At the local level, business is more visible. Unfortunately, at the local level past relations and power struggles between various actors still shape the current dialogue and possibilities for future collaboration. Therefore, industrial policy implementation at a local level must have a strong process element that attempts to reconfigure stakeholder relations around areas of common potential or concern. In our practical experience we know that at the local level it is easier to mobilize the private sector around problems (such as skills shortages and inadequate infrastructure) than around opportunities. However, it requires a certain confidence and maturity of local government and local public agencies to engage with the private sector when they know that they will be dealing with complaining business people. The one thing both the local private sector and the local agencies of the public sector have in common is limited resources. Perhaps local industrial policy then should focus on making the best of the existing limited resources. The focus should be to find opportunities for collaboration that can be exploited in a process approach, not focused on large projects or a grand vision dominated by the public sector, but on a process of finding small opportunities to make better use of local competencies, local knowledge and local capacity in both the public and the private sector. I am not arguing that local industrial policy must be completely inward looking, as the relation between local firms and external markets are an important resource. However, I am arguing that local industrial policy must start with the current reality while mindful of the past and focused on what is called the adjacent possible. The adjacent possible means opportunities or solutions that are within reach by combining, recombining and maybe adding a little to what we have now.
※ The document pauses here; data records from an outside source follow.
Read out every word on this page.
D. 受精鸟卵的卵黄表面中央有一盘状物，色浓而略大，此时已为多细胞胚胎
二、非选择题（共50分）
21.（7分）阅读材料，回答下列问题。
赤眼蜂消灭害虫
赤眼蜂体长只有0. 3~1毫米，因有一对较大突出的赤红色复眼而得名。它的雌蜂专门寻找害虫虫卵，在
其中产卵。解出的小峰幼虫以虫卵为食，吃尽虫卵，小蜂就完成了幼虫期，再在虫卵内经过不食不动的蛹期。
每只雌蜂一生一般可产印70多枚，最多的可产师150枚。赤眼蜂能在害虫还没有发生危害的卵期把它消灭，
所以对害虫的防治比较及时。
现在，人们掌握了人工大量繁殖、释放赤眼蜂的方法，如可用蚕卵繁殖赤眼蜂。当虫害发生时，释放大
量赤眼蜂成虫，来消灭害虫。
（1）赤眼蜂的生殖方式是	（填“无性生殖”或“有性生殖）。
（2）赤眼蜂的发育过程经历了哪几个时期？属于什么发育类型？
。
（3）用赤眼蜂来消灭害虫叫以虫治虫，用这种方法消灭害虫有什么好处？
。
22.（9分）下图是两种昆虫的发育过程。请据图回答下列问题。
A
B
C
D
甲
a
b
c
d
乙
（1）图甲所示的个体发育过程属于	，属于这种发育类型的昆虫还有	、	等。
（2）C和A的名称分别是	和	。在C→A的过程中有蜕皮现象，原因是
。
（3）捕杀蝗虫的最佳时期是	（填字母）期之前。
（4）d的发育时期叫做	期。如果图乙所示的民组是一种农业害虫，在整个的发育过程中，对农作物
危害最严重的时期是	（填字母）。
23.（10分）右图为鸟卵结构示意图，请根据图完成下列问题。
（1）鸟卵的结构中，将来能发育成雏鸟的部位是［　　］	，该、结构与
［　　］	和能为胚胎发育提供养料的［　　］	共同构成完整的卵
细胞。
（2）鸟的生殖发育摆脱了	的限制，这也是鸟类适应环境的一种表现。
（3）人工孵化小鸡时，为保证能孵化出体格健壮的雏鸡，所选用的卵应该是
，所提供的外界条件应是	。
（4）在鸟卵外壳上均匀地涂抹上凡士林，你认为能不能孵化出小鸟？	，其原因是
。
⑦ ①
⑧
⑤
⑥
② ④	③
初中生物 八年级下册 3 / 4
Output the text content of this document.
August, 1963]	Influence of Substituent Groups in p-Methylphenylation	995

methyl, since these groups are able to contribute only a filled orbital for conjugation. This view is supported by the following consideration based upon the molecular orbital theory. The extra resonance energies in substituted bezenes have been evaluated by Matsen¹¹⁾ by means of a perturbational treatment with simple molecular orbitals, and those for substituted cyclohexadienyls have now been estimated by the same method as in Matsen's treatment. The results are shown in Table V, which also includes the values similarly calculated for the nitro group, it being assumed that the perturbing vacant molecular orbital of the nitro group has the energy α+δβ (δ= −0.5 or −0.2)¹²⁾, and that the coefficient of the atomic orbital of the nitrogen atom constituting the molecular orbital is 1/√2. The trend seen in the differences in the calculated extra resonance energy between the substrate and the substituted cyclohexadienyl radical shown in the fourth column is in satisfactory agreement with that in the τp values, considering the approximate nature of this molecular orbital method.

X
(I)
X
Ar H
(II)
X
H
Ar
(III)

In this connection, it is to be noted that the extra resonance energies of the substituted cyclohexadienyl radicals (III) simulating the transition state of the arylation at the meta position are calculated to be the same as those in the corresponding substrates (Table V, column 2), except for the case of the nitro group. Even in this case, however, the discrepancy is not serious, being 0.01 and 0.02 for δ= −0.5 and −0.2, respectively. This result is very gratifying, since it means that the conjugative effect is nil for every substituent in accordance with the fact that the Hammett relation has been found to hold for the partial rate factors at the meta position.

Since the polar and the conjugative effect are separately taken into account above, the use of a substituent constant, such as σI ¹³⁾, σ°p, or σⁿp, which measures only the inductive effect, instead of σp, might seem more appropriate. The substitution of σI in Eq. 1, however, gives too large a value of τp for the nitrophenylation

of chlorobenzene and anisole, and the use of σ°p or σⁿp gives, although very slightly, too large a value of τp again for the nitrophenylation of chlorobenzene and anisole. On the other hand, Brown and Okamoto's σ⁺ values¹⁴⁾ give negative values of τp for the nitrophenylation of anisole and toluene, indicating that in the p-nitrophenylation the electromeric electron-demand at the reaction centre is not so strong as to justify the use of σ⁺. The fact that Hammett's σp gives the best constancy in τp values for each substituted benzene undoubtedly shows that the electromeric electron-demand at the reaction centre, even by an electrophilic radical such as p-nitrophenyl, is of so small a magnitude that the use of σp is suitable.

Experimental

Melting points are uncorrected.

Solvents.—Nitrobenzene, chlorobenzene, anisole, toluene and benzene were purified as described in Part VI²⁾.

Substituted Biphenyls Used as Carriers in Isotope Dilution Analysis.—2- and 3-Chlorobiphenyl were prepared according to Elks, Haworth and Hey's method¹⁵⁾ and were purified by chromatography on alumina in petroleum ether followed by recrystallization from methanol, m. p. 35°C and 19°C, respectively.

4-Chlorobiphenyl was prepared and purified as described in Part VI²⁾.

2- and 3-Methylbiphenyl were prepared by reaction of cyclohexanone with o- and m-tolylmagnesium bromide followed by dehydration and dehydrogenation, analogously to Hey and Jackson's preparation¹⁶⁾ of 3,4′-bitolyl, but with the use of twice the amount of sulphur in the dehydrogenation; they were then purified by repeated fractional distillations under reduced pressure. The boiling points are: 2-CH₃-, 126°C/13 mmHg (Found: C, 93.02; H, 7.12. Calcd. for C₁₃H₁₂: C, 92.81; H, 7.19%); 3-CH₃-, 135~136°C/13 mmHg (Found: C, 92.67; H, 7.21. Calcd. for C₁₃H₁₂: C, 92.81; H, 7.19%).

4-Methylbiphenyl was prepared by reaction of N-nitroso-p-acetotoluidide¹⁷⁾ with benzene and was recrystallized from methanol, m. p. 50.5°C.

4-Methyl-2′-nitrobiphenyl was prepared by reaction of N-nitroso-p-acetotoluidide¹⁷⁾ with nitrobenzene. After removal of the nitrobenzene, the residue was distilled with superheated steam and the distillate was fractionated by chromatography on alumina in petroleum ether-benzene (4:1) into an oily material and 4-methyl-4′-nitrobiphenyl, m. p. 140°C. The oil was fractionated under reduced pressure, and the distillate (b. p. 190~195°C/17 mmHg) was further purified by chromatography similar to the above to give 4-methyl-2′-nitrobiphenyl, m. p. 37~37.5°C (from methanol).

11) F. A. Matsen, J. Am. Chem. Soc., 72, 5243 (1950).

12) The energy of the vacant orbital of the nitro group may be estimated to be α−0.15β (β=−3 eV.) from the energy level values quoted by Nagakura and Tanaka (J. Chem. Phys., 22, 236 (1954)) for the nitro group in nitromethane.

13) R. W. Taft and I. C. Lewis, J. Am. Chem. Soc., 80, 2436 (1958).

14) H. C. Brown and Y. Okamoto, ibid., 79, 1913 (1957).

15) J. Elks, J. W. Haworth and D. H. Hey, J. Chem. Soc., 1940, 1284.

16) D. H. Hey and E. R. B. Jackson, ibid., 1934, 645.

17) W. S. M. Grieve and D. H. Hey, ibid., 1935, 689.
I conclude by stating that at the local level, industrial policy is not so much about the public sector supporting structural change or achieving a vision of new industries. At a local level, industrial policy needs to be entrepreneurial in that it should focus on exploiting existing resources, knowledge and competencies to the fullest. Local industrial policy must have a process approach that does not get trapped into existing stakeholder and sectoral interests, but that strive to unlock the potential of the different knowledge bases and competencies in the locality to solve existing problems in innovative ways, while searching in an ongoing basis for opportunities for collaboration.